HarianPapua.com – Setelah berhasil menandatangani kepemilikan saham PT Freeport sebesar 51,23 persen lewat Sales Purchase Agreement (SPA), holding BUMN PT Inalum segera duduk bersama pemerintah provinsi Papua untuk membahas pembagian atau persenan saham tersebut.

“Setelah skema apa yang akan digunakan sudah ditentukan, maka Pemprov Papua akan menyesuaikan, dimana pada prinsipnya sudah ada kepastian bahwa ada kepemilikan saham,” terang Noak Kapisa, Asisten Bidang Perekonomian dan Kesejahteraan Rakyat Setda Provinsi Papua, Rabu (3/10/2018).
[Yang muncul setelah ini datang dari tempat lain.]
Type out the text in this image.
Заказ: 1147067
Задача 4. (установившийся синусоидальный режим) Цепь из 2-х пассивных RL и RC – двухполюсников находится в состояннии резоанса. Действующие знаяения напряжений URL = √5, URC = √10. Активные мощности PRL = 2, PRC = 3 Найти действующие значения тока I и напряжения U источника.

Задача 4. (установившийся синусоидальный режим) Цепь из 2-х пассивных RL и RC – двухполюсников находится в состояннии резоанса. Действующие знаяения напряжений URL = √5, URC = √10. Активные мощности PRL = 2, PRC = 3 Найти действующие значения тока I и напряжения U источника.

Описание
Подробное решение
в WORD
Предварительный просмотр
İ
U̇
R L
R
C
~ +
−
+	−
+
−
Cepat atau lambat menurut Noak total 10 persen dari 51,23 persen yang berhasil dikuasai pemerintah pusat akan menjadi milik pemprov Papua, masyarakat adat dan “para pemangku jabatan”.

Sebelumnya, Presiden Joko Widodo (Jokowi) memastikan Indonesia akan menguasai 51,23 persen saham PT Freeport Indonesia (PTFI) pada akhir 2018, di mana pengambilalihan saham dilakukan melalui holding industri pertambangan milik negara, PT Inalum (Persero), setelah Kamis (27/9) melakukan perjanjian lanjutan dari Head of Agreement (HoA), yakni Sales and Purchase Agreement (SPA).

Dengan demikian jumlah saham PTFI yang dimiliki Inalum akan meningkat dari 9,36 persen menjadi 51,23 persen dan Pemprov Papua akan memperoleh 10 persen dari 100 persen saham PTFI.